Kale is a powerhouse of nutrition and flavor. In terms of popularity, its only rival might be the avocado – king and queen of the vegetable world. As trendy as it is, kale has been cultivated for about 2,000 years. Today, you’ll see it incorporated into just about any kind of dish and prepared in every possible way – even in a cocktail.
There are several different varieties, each packed with vitamins and minerals. The most popular are curly kale, Lacinato, and red kale.
You might also know it as: Cavolo nero, black cabbage, Tuscan cabbage, Tuscan kale, dinosaur kale, Lacinato
Taste: mild, slight cabbage flavor
How to buy: Select deeply colored, firm leaves. Avoid limp or yellowed leaves.
Great in: Excellent with strong or rich flavors such as bacon, cheese, cream, garlic, lemon, onions, and potatoes.
How to eat: Remove tough stems and boil, steam or sauté. A simple and incredibly delicious way to eat this dark leafy green is sautéed, with a little garlic and olive oil.

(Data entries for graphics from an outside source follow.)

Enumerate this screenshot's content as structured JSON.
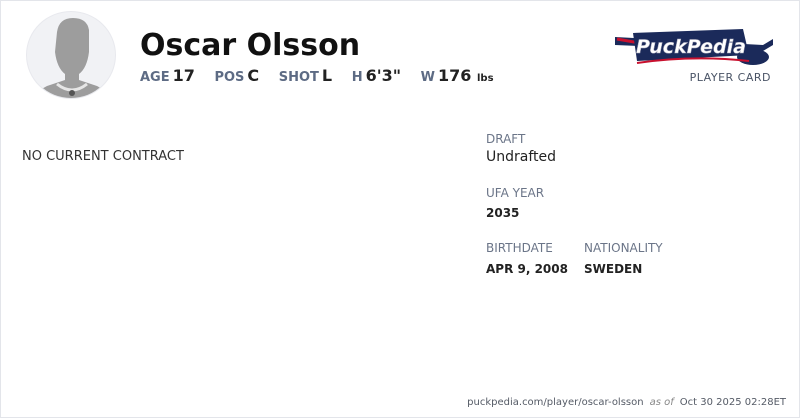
{
  "player": {
    "name": "Oscar Olsson",
    "stats": [
      {
        "label": "AGE",
        "value": "17"
      },
      {
        "label": "POS",
        "value": "C"
      },
      {
        "label": "SHOT",
        "value": "L"
      },
      {
        "label": "H",
        "value": "6'3\""
      },
      {
        "label": "W",
        "value": "176",
        "unit": "lbs"
      }
    ]
  },
  "brand": {
    "logo_text": "PuckPedia",
    "subtitle": "PLAYER CARD",
    "colors": {
      "navy": "#1b2a5a",
      "red": "#c8102e"
    }
  },
  "contract": {
    "status": "NO CURRENT CONTRACT"
  },
  "details": {
    "draft_label": "DRAFT",
    "draft_value": "Undrafted",
    "ufa_label": "UFA YEAR",
    "ufa_value": "2035",
    "birthdate_label": "BIRTHDATE",
    "birthdate_value": "APR 9, 2008",
    "nationality_label": "NATIONALITY",
    "nationality_value": "SWEDEN"
  },
  "footer": {
    "url": "puckpedia.com/player/oscar-olsson",
    "as_of": "as of",
    "timestamp": "Oct 30 2025 02:28ET"
  }
}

Great in smoothies. If you’re only just starting to add dark leafy greens to your smoothies, you may want to remove the stems to reduce bitterness. Fantastic in green juices too. Stalk and all!
Use this dark leafy green for a different twist on a Caesar salad or add to pesto.
The best way to prepare each variety:
- Curly kale (aka Scotch kale, green kale) – good for making kale chips, juicing, smoothies, and for general cooking
- Lacinato (aka Black Kale, Dinosaur Kale, Black Cabbage, Tuscan Kale, Cavolo Nero) – good for cooking, juicing, smoothies, and in salads
- Red kale (aka red Russian kale) – good for salads, juicing and smoothies
- Baby kale – good in smoothies, juicing, and salads
- Chinese kale (aka Chinese Broccoli, Gai Lan, Kailaan) – good as a substitute for regular broccoli and in stir-fries
- Redbor Kale – good for sautéing and in soups
- Siberian kale – good for sautéing
How to prep: Don’t chop or tear the leaves before washing. Instead, gently swish the greens in a large bowl of water to disperse any soil or grit; throw the water away and repeat the rinsing process until the leaves are dirt-free. Pat the leaves dry with paper towels.
How to store: Keep in the coldest part of the refrigerator. After about 3 days the flavor intensifies and grows stronger, while the leaves become limp.
Health Benefits of Kale
This hearty, cold-weather green is packed with the carotenoid lutein.
According to research, individuals who regularly consume lutein have a 22% reduced risk of suffering from cataracts severe enough to warrant extraction.1 Lutein is also thought to reduce inflammation and exert a protective effect against atherosclerosis.2
- Cosgrove, et al. (2007) Dietary nutrient intakes and skin-aging appearance among middle-aged American women. m J Clin Nut.; 86(4): 1225-1231.
- Chasan-Taber L, Willett WC, Seddon JM, et al. (1999) A prospective study of carotenoid and vitamin A intakes and risk of cataract extraction in US women. m J Clin Nut.;70(4):509-16.